Responding to that very question at his briefing today, Murphy said he’d rather not get into the politics of a governor’s race that is now only two months away.
But he did elaborate a bit.
“Katie’s experience is one that impacted all of us deeply,” Murphy said, adding a bit later, “Those are lessons that will stay with us.”
In the aftermath of the Brennan episode and additional evidence of sexual harassment in state politics, legislation has been proposed to oversee how women are treated in state government and in campaigns.

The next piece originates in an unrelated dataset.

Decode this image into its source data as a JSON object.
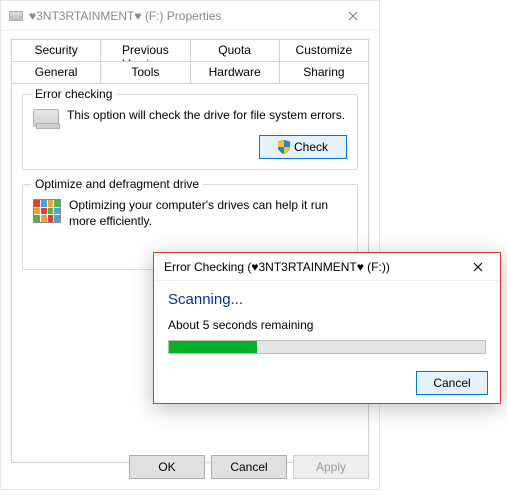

Murphy, like many governors. doesn’t usually comment on pending legislation, but he said that he supports the concept of these bills.
“We want to be …. if an awful thing befalls you as a survivor, as it did Katie and others out there, we want to be the role model American state of being there for you,” the governor said.
The question about Brennan was not the only time politics crept into the governor’s COVID briefing.
Murphy was also asked to comment on the odyssey of Vince Polistina who is – or isn’t – the new state senator from LD-2 in south Jersey.
Polistina won the seat to replace Chris Brown, who joined the Murphy administration, but things are not that simple.
The state Senate is not in session, so Polistina has not been sworn-in. This puts him in a sort of limbo.
Murphy said figuring out that mess was “above his pay grade.”
That was a curious phrase to use considering that Murphy has received political criticism for saying that same thing – above his pay grade – when asked in a TV interview last year how his pandemic restrictions meshed with the U.S. Constitution.
Back on less political terrain, Murphy said $267 million is available to help school districts implement COVID testing.
This goes along with the mask mandate, a point of great controversy in some quarters, and such things as washing hands, social distancing and of course vaccinations.
With all that, the governor said it’s unlikely schools will return to remote learning, which was the case most of last school year.
Murphy said that would only happen if there was a “dramatic outbreak of some sort.”